Нет, Господину Смерть меня не получить! Так просто я не сдамся! Я ощутил прилив сил, забарахтался еще отчаяннее и вдруг нащупал какую-то опору. Оттолкнувшись, я выплыл на поверхность и ухватился за ветки ольхи — те самые, за которые зацепился курткой от пижамы. Держась за них, я выбрался на берег. А уж там упал на колени, и вода хлынула из меня как из кувшина. Она текла и текла, словно я выпил половину реки. Когда наконец поток иссяк, я поднялся на дрожащих ногах. И представьте — какое везение! Чуть поодаль на четвереньках стоял Трине. Изо рта и пятачка у него хлестала вода. Я бросился к нему и обнял.
— Ты цел!
Трине застонал и закашлялся. Наконец вся вода вытекла из него, и он в изнеможении опустился на землю.
— Тьфу! Это был настоящий кошмар! — пробормотал Трине, дрожа всем телом.
Он сидел, обхватив колени руками, бледный и промокший до нитки.
— Зачем ты бросился в реку? — спросил он.
— Чтобы спасти тебя, конечно.
— Почему?
— Почему?!
Не знаю, разозлился я больше, чем огорчился, или наоборот.
— Ты едва не утонул! — сказал я. — Ты мог умереть!
Он покачал головой.
— Нет, я не могу умереть. Я же тебе говорил.
— Ах да… А чего же ты тогда так перетрусил? Там, на мосту?
— Ну, там же было высоко! А я боюсь высоты, — объяснил он.
Я надолго задумался, пытаясь понять, что именно произошло.
— Но я видел, как ты тонул… И что ты тогда чувствовал?
Он пожал плечами.
— Было мокро.
— А дышать ты мог?
— Нет, ясное дело, не мог. Под водой ведь нельзя дышать.
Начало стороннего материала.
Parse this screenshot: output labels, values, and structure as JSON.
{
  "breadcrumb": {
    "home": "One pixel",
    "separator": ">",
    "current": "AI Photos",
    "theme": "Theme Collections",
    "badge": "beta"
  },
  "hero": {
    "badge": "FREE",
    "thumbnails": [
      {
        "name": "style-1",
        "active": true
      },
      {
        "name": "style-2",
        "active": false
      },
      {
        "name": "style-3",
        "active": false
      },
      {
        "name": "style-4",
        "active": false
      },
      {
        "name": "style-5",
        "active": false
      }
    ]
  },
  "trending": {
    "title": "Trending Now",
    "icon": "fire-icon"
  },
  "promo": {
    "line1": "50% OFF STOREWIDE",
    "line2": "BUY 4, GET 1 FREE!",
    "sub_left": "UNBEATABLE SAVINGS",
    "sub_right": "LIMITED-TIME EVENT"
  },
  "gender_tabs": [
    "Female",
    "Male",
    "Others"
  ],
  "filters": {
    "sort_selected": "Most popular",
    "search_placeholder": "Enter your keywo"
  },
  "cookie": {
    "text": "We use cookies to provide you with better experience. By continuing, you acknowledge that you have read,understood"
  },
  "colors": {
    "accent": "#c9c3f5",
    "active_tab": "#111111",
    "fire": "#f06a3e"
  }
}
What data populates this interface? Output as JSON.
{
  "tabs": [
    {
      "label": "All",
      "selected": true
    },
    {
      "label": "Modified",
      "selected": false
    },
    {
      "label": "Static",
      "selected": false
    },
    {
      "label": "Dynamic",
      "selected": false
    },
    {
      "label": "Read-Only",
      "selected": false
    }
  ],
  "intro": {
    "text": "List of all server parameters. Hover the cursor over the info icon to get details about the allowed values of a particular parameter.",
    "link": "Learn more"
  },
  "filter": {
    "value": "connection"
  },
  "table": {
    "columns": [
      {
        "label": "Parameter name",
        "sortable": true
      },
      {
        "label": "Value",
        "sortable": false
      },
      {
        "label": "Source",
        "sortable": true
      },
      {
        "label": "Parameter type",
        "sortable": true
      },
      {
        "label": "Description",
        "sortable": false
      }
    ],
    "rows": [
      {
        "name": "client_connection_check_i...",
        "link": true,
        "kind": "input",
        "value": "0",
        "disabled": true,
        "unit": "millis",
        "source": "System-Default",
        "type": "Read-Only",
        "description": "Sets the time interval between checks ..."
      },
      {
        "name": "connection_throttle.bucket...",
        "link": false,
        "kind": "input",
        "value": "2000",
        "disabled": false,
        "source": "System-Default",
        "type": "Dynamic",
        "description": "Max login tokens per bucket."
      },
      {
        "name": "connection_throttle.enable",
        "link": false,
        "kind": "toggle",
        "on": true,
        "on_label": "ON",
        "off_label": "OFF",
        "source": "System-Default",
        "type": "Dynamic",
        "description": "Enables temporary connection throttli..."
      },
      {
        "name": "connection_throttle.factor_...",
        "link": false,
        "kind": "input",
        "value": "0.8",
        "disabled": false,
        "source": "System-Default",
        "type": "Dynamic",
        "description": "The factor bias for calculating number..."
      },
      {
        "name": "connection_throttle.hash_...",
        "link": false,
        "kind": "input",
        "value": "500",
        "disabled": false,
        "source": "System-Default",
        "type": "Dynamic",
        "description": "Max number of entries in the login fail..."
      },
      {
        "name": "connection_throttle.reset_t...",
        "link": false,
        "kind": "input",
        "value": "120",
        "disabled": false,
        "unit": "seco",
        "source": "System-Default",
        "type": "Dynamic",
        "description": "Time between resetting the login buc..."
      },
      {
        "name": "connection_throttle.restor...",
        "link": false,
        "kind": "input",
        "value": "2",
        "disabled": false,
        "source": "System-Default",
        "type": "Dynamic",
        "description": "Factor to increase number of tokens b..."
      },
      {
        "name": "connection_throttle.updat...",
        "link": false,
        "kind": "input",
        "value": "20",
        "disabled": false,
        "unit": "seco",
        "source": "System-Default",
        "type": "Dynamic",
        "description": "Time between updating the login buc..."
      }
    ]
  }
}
Тогда я снова задумался, а потом спросил:
— Что будет, если ты, например, порежешь палец?
— Будет больно, конечно, — ответил он.
— А если ты горло себе перережешь, что тогда?
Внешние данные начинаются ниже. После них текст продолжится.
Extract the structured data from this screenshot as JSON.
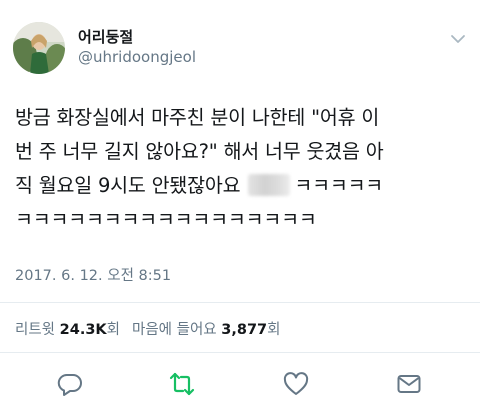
{
  "author": {
    "display_name": "어리둥절",
    "handle": "@uhridoongjeol"
  },
  "tweet": {
    "line1": "방금 화장실에서 마주친 분이 나한테 \"어휴 이",
    "line2": "번 주 너무 길지 않아요?\" 해서 너무 웃겼음 아",
    "line3_before": "직 월요일 9시도 안됐잖아요",
    "line3_after": "ㅋㅋㅋㅋㅋ",
    "line4": "ㅋㅋㅋㅋㅋㅋㅋㅋㅋㅋㅋㅋㅋㅋㅋㅋㅋ"
  },
  "timestamp": "2017. 6. 12. 오전 8:51",
  "stats": {
    "retweets_label": "리트윗",
    "retweets_count": "24.3K",
    "retweets_unit": "회",
    "likes_label": "마음에 들어요",
    "likes_count": "3,877",
    "likes_unit": "회"
  },
  "colors": {
    "text": "#14171a",
    "secondary": "#657786",
    "retweet_accent": "#17bf63",
    "icon": "#657786",
    "divider": "#e6ecf0"
  },
  "icons": {
    "reply": "reply-icon",
    "retweet": "retweet-icon",
    "like": "heart-icon",
    "dm": "envelope-icon",
    "menu": "chevron-down-icon"
  }
}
— Ну, кровищи будет много.
— Но ты не умрешь?
— Нет.
— А если упадешь со скалы высотой в несколько сот метров?
Трине поежился.
— Прям мороз по коже. Я наверняка переломаю ноги и руки.
— И шею?
— Возможно.
— Но не умрешь?
— Нет. Но придется довольно долго полежать в кровати с шиной на ноге.
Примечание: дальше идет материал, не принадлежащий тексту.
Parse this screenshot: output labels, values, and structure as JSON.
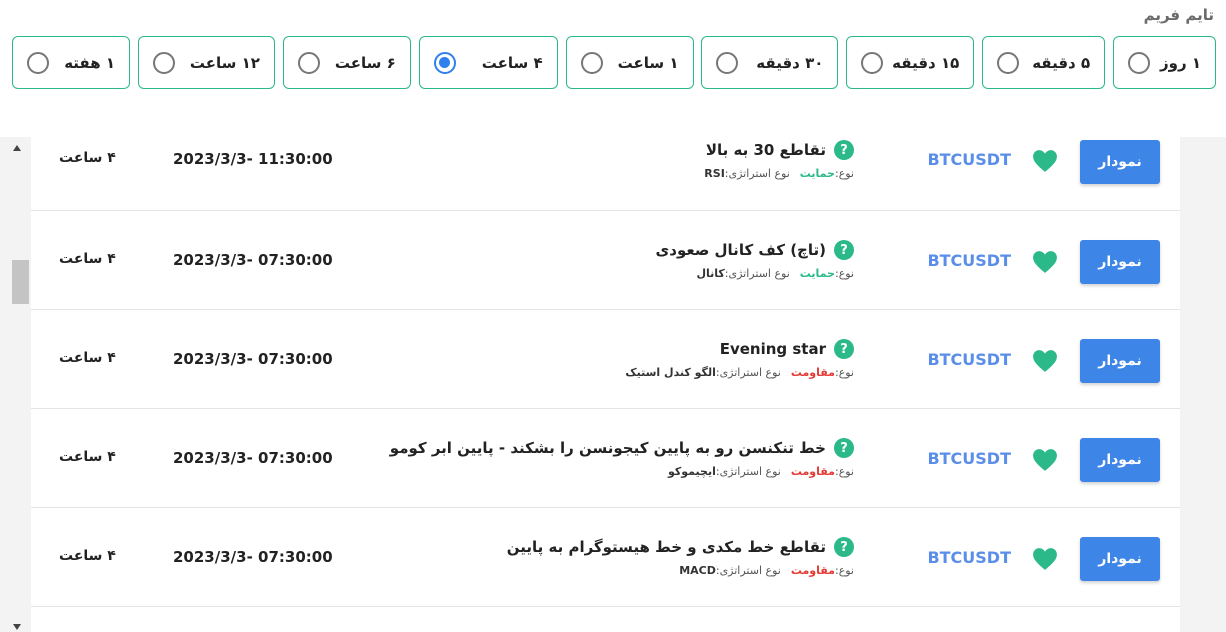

Я посмотрел на черную ленту реки. Теперь она казалась такой спокойной, такой безопасной. Красивая водная гладь, скрывающая ужасные бурлящие глубины.
— А что случится, если ты заболеешь? — допытывался я.
— Заболею?
— Ну, вдруг у тебя появится комок в теле, который нельзя убрать.
Он улыбнулся так, будто я сказал что-то невероятное.
— Его можно будет убрать.
— Но если он слишком большой?
— Каким бы большим он ни был, надо будет просто выскоблить все до конца, — сказал Трине и развел копытами. — Если нельзя умереть, значит нельзя.
— Понятно.
— Конечно, мне потом придется полежать, чтобы как следует поправиться, — добавил он. — Я, может, не сразу встану на ноги и пущусь в пляс. Слушай, а мы все-таки пересекли границу!